Las leyes generales en materia electoral y en materia de transparencia y acceso a la información son buenos ejemplos del cambio de sentido en el perpetuo movimiento pendular entre los procesos de centralización y descentralización que, históricamente, han mecido a las instituciones gubernamentales a lo largo de nuestra corta historia bicentenaria. El Congreso de la Unión y los tres partidos que firmaron el Pacto por México han sido los actores instrumentales de la reconcentración del poder.

Esta semana se publicó la Ley General de Transparencia y Acceso a la Información. Lejos de ser ésta una ley que distribuye competencias detalla hasta el grado de la minucia las obligaciones que habrán de cumplir, por igual, desde el más pequeño de los municipios del país hasta la más grande de las Secretarías de Estado pasando por el Poder Legislativo (federal y los locales) así como Tribunales y juzgados y órganos constitucionales autónomos.
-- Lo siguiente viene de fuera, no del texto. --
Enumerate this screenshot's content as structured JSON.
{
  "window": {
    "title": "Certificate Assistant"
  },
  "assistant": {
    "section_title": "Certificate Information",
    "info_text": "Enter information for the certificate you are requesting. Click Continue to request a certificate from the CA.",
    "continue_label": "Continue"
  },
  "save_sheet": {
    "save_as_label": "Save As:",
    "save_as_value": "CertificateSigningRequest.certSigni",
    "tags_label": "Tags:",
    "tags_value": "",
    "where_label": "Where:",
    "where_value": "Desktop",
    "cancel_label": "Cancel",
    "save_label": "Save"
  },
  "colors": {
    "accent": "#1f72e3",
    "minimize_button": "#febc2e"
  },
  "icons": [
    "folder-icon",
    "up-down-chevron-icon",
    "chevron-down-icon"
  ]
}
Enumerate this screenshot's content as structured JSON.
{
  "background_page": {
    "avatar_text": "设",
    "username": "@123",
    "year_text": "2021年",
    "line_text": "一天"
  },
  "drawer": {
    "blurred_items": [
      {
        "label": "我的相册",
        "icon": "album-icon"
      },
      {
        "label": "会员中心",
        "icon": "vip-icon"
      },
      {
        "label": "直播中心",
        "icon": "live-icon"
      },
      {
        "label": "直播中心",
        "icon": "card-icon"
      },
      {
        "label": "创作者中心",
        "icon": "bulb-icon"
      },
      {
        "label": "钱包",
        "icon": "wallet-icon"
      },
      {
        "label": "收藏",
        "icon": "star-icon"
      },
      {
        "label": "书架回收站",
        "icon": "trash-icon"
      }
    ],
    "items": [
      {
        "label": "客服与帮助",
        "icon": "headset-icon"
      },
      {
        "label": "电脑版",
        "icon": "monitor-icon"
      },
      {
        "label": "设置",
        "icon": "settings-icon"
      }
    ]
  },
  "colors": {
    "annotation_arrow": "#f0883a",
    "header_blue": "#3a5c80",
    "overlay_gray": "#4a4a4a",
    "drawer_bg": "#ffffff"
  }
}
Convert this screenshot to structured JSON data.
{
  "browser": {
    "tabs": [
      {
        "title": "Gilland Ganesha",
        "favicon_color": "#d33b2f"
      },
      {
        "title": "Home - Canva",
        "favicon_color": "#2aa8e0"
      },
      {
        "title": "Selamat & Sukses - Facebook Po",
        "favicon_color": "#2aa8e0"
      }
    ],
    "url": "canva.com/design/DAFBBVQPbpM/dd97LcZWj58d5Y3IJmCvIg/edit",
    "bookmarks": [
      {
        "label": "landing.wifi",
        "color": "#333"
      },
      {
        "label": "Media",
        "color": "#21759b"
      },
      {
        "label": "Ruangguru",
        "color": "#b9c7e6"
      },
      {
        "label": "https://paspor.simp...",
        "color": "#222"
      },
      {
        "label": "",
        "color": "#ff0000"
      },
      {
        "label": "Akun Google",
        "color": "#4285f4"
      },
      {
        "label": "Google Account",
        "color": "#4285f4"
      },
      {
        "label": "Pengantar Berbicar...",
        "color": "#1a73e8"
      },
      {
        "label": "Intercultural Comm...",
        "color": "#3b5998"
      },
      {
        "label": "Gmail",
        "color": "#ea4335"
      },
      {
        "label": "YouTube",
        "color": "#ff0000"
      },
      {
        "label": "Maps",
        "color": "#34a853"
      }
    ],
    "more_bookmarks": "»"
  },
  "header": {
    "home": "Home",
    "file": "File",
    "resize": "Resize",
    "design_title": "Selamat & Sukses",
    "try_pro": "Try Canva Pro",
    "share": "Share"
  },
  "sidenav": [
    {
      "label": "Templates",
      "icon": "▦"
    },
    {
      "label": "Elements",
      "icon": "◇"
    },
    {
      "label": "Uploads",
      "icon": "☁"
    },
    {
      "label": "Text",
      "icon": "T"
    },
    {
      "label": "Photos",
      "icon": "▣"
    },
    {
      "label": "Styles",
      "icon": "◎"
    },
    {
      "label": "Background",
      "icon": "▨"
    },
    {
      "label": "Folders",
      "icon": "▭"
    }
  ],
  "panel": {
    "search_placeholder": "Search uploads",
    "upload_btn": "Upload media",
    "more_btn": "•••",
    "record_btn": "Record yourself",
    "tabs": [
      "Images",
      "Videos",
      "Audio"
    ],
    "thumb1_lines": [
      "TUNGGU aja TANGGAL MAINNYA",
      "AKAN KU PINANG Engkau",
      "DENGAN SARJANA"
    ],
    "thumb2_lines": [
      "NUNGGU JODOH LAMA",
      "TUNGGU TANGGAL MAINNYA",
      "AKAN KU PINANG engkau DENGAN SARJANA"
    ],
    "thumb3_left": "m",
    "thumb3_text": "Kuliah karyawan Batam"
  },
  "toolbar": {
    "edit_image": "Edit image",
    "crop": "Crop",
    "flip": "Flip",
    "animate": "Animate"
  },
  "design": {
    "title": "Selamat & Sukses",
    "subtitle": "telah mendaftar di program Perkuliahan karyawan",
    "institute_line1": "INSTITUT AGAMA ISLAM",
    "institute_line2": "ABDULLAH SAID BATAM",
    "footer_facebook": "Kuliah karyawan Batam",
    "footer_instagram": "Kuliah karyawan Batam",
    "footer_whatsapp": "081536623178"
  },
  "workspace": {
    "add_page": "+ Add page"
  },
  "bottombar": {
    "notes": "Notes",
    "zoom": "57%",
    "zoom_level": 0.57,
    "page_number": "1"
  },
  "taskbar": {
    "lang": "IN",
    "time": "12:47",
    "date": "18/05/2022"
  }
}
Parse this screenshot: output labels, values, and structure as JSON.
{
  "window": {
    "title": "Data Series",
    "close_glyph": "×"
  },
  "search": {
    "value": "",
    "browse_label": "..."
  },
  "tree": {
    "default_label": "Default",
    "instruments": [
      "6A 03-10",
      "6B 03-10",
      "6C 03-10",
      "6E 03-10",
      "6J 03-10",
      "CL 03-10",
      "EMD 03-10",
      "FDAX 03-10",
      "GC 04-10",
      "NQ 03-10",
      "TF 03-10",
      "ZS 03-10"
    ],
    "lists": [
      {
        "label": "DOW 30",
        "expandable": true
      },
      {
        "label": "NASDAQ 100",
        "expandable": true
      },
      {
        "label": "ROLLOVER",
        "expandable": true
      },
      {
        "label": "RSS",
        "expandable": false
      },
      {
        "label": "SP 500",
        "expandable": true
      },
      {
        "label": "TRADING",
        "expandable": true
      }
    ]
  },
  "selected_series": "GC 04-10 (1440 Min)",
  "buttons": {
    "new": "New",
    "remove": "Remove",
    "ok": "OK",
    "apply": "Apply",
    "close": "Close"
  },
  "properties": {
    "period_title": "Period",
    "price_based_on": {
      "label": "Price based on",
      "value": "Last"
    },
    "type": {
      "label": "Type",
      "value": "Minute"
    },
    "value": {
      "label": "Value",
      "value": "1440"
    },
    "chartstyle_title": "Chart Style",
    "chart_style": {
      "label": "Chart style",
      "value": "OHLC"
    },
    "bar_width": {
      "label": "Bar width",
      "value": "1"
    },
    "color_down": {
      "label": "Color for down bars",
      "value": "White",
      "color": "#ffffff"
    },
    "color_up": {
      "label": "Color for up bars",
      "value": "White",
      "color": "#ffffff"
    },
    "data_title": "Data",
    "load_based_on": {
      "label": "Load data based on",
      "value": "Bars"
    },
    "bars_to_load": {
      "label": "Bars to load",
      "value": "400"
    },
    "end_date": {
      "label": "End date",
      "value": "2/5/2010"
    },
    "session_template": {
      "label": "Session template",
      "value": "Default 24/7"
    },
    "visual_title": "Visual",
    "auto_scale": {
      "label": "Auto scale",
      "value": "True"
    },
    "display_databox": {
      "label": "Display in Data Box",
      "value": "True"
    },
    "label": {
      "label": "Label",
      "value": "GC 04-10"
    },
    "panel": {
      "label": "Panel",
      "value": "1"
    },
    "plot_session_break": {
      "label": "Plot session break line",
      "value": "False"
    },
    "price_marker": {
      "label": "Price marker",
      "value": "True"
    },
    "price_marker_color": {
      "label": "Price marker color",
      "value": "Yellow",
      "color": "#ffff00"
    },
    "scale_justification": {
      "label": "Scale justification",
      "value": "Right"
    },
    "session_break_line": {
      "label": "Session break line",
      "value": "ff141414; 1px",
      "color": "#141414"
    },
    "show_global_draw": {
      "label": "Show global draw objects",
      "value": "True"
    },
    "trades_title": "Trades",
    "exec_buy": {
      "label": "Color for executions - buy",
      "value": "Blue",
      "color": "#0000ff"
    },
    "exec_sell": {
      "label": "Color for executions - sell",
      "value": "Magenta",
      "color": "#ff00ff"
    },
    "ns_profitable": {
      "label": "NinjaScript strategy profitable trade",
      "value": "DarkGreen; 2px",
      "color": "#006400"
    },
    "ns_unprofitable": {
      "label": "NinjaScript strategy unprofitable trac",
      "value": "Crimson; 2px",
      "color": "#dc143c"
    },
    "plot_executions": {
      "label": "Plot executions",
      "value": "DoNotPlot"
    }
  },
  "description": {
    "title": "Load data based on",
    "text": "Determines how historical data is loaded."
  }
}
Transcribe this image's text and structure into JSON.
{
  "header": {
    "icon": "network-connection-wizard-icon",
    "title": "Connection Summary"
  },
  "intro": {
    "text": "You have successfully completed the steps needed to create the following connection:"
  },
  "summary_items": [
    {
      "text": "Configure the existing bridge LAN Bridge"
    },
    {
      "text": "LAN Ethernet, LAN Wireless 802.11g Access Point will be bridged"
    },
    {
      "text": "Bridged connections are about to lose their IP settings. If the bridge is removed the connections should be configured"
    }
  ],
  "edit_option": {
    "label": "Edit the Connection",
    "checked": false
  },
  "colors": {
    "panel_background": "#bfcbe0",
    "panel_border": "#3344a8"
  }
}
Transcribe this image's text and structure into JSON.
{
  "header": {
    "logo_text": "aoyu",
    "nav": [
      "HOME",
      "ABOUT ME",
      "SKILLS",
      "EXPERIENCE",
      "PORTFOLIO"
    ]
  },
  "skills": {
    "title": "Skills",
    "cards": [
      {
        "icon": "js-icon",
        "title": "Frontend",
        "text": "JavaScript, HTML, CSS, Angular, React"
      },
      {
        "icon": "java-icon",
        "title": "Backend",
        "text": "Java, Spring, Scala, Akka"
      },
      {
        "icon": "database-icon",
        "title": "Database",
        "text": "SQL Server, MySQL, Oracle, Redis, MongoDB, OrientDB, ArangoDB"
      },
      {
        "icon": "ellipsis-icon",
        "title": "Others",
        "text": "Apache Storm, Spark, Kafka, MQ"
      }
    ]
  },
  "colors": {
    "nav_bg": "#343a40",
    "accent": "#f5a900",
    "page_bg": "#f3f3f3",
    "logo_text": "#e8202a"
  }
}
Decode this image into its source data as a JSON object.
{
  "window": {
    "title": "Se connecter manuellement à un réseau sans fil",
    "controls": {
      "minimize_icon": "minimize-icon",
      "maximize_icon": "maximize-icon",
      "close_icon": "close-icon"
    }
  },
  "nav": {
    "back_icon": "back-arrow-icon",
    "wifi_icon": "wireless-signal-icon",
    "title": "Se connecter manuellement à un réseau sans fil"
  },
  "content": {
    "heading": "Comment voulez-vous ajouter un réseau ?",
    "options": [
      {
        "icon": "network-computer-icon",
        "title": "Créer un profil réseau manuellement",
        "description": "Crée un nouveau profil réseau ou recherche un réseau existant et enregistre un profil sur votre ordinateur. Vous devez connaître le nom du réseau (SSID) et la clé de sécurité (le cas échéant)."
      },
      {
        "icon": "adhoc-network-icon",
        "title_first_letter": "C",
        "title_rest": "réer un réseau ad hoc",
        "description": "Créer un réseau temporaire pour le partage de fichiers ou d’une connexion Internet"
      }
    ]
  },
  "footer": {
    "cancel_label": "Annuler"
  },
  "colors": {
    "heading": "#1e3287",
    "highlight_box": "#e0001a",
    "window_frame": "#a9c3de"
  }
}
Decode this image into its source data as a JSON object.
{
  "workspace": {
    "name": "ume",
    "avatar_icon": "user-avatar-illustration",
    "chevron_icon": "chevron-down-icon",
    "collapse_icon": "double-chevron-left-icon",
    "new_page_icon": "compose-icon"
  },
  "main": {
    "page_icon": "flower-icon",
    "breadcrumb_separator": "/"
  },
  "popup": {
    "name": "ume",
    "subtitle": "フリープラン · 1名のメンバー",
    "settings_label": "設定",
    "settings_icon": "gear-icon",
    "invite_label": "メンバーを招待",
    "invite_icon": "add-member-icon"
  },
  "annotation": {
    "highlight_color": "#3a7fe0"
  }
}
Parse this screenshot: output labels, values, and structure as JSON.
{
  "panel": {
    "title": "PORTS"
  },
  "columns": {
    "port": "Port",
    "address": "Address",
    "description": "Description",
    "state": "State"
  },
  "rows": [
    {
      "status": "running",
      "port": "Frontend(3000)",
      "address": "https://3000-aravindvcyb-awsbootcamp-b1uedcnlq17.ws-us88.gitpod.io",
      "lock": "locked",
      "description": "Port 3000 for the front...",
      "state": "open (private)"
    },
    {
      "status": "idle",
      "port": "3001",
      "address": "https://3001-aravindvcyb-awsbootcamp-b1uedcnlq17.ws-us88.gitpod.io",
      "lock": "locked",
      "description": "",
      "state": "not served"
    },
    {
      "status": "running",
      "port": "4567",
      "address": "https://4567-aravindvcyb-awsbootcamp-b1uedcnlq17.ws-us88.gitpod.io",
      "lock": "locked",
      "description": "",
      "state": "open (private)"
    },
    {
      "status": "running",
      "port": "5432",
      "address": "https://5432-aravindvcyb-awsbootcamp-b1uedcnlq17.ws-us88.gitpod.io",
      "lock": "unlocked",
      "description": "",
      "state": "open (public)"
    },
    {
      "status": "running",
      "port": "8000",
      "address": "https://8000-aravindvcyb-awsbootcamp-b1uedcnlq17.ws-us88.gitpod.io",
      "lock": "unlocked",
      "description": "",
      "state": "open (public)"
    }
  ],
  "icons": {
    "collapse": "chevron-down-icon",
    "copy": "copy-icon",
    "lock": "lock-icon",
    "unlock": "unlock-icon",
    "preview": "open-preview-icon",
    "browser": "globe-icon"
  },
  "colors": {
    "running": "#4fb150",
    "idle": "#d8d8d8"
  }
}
Sin fundamento constitucional, la ley general convierte al Instituto Federal de Acceso a la Información en el Instituto Nacional y lo convierte en coordinador del Sistema Nacional de Transparencia, no sólo con facultad de emitir recomendaciones, también podrá hacer lineamientos.

En la ya clásica costumbre mexicana de normar hasta los malos pensamientos, de quien pudiera desacatar la ley, se redactó un artículo nuevo para acometer cada dificultad del pasado. La ley sustituye a la política pública y aspira a modificar la conducta de la burocracia. Ahora falta su dificultosa implementación.